Friday, 21 February 2014

Two Coleridge Books



The Treachery at Nether Stowey, by Matthew Greenwood [Blue Shed press, but I don’t think the book is available here anymore, so you can buy here]
From Culbone Wood – In Xanadu, note books and fantasies, by Tom Lowenstein [Shearsman, and can be purchased here]

Both of these authors create narrative ruses to present their reflections on Coleridge, and as a reader your inclination to the formal or to the philosophical will determine which you will want to pursue. I think the poles I have just drawn are important to exaggerate so because both writers treat those styles to extremes.


Matthew Greenwood presents a range of forensic, transactional pieces that are authored by various people watching and documenting the political and irreverent activities of S.T. Coleridge. The snippets of information come via imaginary letters, extracts from journals, memoranda, transcripts from meetings before The Board of Interrogation of the Privy Council and records of conversations with the Prime Minister, to name a selection. Their imagined authors range from the Duke of Portland to the Government Code-Breaker ‘Maddison’ and then anonymous sources, to name a selection. It is cloak and dagger stuff throughout and if this kind of relentless information-gathering and accusation is of interest you will probably be carried along by the varying sources and intrigue this can generate. I found the repetitive nature of such styles of writing – differing only in their type but not in voice or pace or even emotive impact – quite flat and ultimately uninteresting. But if the detailed and informed content of those imaginary observations are of themselves intriguing, then the studious representation of them will engage. 

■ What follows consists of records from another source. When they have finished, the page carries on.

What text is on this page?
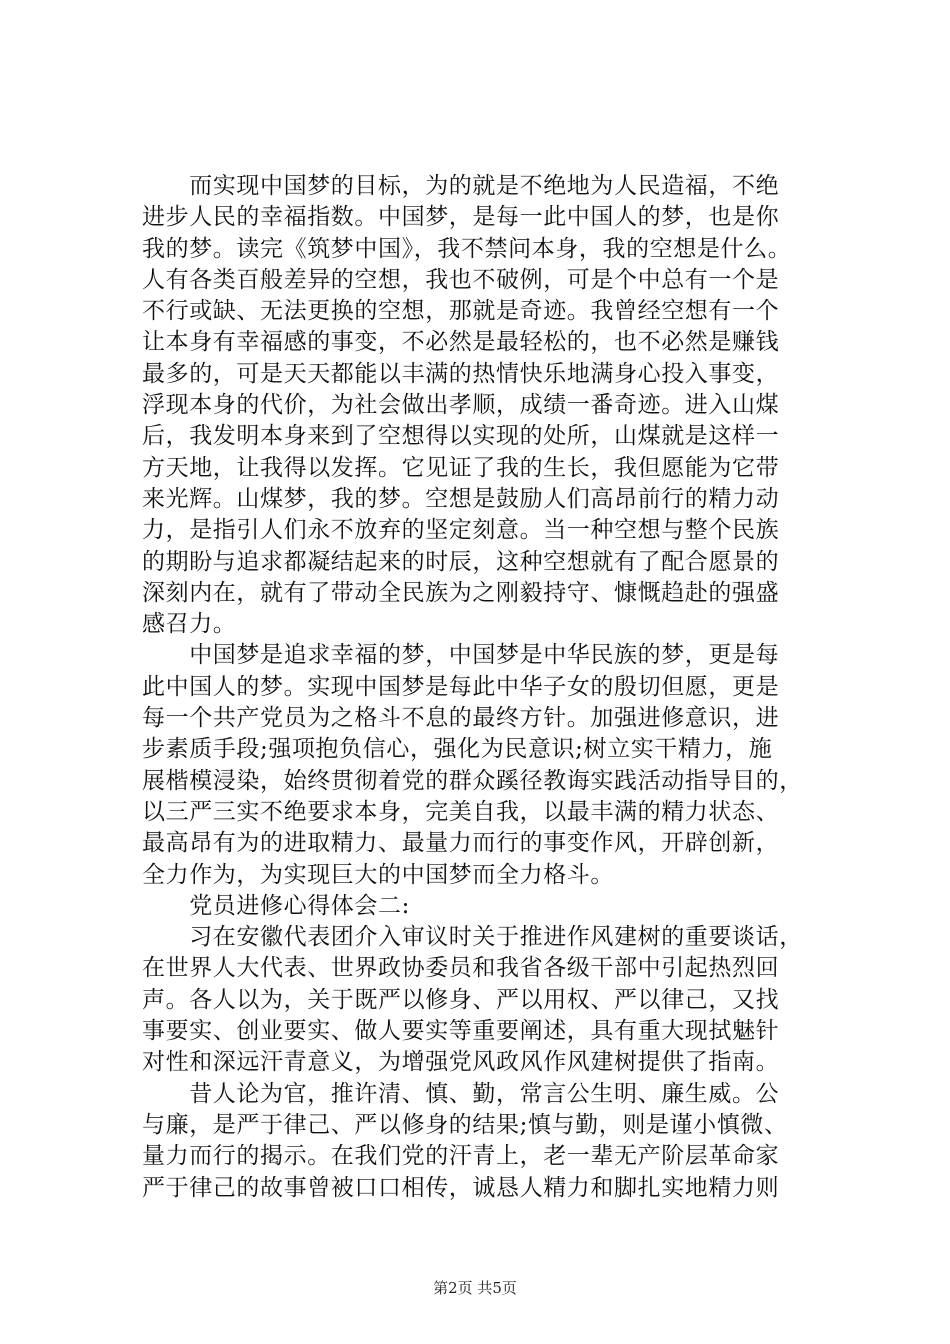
　　而实现中国梦的目标，为的就是不绝地为人民造福，不绝
进步人民的幸福指数。中国梦，是每一此中国人的梦，也是你
我的梦。读完《筑梦中国》，我不禁问本身，我的空想是什么。
人有各类百般差异的空想，我也不破例，可是个中总有一个是
不行或缺、无法更换的空想，那就是奇迹。我曾经空想有一个
让本身有幸福感的事变，不必然是最轻松的，也不必然是赚钱
最多的，可是天天都能以丰满的热情快乐地满身心投入事变，
浮现本身的代价，为社会做出孝顺，成绩一番奇迹。进入山煤
后，我发明本身来到了空想得以实现的处所，山煤就是这样一
方天地，让我得以发挥。它见证了我的生长，我但愿能为它带
来光辉。山煤梦，我的梦。空想是鼓励人们高昂前行的精力动
力，是指引人们永不放弃的坚定刻意。当一种空想与整个民族
的期盼与追求都凝结起来的时辰，这种空想就有了配合愿景的
深刻内在，就有了带动全民族为之刚毅持守、慷慨趋赴的强盛
感召力。
　　中国梦是追求幸福的梦，中国梦是中华民族的梦，更是每
此中国人的梦。实现中国梦是每此中华子女的殷切但愿，更是
每一个共产党员为之格斗不息的最终方针。加强进修意识，进
步素质手段;强项抱负信心，强化为民意识;树立实干精力，施
展楷模浸染，始终贯彻着党的群众蹊径教诲实践活动指导目的，
以三严三实不绝要求本身，完美自我，以最丰满的精力状态、
最高昂有为的进取精力、最量力而行的事变作风，开辟创新，
全力作为，为实现巨大的中国梦而全力格斗。
　　党员进修心得体会二:
　　习在安徽代表团介入审议时关于推进作风建树的重要谈话，
在世界人大代表、世界政协委员和我省各级干部中引起热烈回
声。各人以为，关于既严以修身、严以用权、严以律己，又找
事要实、创业要实、做人要实等重要阐述，具有重大现拭魅针
对性和深远汗青意义，为增强党风政风作风建树提供了指南。
　　昔人论为官，推许清、慎、勤，常言公生明、廉生威。公
与廉，是严于律己、严以修身的结果;慎与勤，则是谨小慎微、
量力而行的揭示。在我们党的汗青上，老一辈无产阶层革命家
严于律己的故事曾被口口相传，诚恳人精力和脚扎实地精力则
第2页 共5页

Tom Lowenstein presents a prose narrative in Coleridge’s voice [or not, it could be a more generalised if sympathetic voice, but I prefer to read it as STC] so it is singular as well as philosophical, though that isn’t to say it reads poetically all of the time. Indeed, this is a bravura piece of writing in many ways, but the intensity of Lowenstein’s encapsulation of Coleridge’s thoughts and expression can be rather academic and, perhaps for some, too learned. For example, there is a wonderful section early on where our author Coleridge ruminates on the syllabic considerations of changing Purchas’s Xaindu, as he puts it, ‘exfoliating to become Xanadu – a tri-syllable which was easy enough to tessellate into an iambic sequence.’ Now, I rather liked this learned launch into the mechanisms of metre, but it is easy to understand how some would prefer the imagined expose of treachery over the expose of measuring feet in a poetic line! Lowenstein’s research into and knowledge of Coleridge is impressive, as is Greenwood’s, but the imagined depths of Lowenstein’s explorations into the writing of Kubla Khan hold an intrinsic interest for this reader because it seems in such empathy with Coleridge as poet and philosopher whereas Greenwood is observing and examining from the outside. It is worth noting that there are also expansive poetic passages in Lowenstein's book which are beautiful and evocative in their own right.

I can only repeat, reading either is very much a matter of personal choice as the extremes of each focus will alienate if you do not share in the intense ruse of the narrative.